The reader might reasonably expect the post-Jacobite Rebellion Military Survey (1753-54), the general charting of the city’s growth, and of course the Council Commission’s imposition of boundaries, all of which are fascinating but these are but a sliver of this book’s ambition.
What of the reason for the city’s existence, its continuing lifeblood, the Clyde? Consider the Watt chart of the river (1759), and compare it with the 1955 version, as shipbuilding died. In between trace the development of docks as the Second City of the Empire grew, with all the darkness and continuing legacies that still holds. See the river mapped by Scots in the lead up to WWII, and how the Germans charted it strategically a very few years later. There is also the sign of happier times for the water with the 1988 plans for the City’s Garden Festival … a time that (any Glaswegian will own) marked a new confidence in the city’s hopes began.

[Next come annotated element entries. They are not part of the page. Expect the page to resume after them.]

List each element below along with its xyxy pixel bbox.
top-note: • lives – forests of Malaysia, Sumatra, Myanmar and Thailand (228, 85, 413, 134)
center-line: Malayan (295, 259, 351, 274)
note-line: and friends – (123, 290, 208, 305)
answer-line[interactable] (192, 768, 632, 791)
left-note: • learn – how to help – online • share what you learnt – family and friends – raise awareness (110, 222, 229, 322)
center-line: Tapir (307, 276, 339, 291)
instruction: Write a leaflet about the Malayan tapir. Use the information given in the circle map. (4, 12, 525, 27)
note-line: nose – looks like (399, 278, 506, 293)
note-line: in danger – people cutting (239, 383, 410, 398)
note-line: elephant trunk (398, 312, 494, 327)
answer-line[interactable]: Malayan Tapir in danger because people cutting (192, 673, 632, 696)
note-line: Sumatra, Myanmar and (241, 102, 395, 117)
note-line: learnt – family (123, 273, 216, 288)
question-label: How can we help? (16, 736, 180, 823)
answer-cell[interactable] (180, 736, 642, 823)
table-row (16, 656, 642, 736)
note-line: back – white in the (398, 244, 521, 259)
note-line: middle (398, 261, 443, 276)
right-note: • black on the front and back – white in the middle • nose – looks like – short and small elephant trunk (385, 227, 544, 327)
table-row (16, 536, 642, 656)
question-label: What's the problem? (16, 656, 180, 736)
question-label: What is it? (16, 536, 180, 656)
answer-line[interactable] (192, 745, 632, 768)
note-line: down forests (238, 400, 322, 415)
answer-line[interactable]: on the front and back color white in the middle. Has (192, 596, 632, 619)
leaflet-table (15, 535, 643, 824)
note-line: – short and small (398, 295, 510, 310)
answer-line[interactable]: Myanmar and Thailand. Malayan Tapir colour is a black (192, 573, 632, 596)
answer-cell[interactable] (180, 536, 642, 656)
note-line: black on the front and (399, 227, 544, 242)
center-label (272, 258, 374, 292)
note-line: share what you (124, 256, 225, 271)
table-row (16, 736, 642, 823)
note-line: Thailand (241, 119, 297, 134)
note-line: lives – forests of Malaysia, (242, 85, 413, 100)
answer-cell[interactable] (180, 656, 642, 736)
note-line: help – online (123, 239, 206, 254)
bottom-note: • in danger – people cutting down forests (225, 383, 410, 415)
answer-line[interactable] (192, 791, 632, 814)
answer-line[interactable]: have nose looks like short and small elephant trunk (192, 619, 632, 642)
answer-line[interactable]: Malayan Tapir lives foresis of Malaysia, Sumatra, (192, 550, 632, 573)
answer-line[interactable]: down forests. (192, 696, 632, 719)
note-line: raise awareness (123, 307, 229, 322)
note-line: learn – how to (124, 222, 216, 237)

Those same Glaswegians will speak with pride of their tap water (thankfully not from the still-polluted Clyde); the plans for piping their beloved Loch Katrine water are here. Alas, the city’s residents are perhaps not always best known for drinking their admirable water, and those who opine that anyone asking for directions in the city will be guided via pubs may have their suspicions confirmed by john Bartholomew’s New Plan of Glasgow (1886), copiously red-dotted with Public Houses, Licensed Grocers and more.
Hand in hand with the city’s undeniably sad history of alcohol abuse, its name has too long been freighted with a reputation for criminality, ill health and poverty, set alongside considerable wealth. Accordingly, there are Robert Perry’s 1844 “Facts and Observations on the Sanitary State of Glasgow”, plans for council housing, and the lines on the douce spaces of Pollokshields. The transport veins of the city are here, from routes for cyclists, to the construction of the first subway (perhaps surprisingly never extended in the newer “Clockwork Orange” planned in the 1970s), to air photo mosaics showing the development of the airport at Abbotsinch.
Frankly, there is nothing not to like about this book. The map-obsessive in your life needs it and your present-giving problems for your Glaswegian friends at home and elsewhere are solved. Most of all, you should have this book because it is wonderful. I’d say that even if I weren’t just a little biased. Bravo, John Moore and Birlinn.
Beth McDonough
Sybil Bertioli says
A most interesting review, and one which has convinced me that this IS my brother’s 50th birthday gift!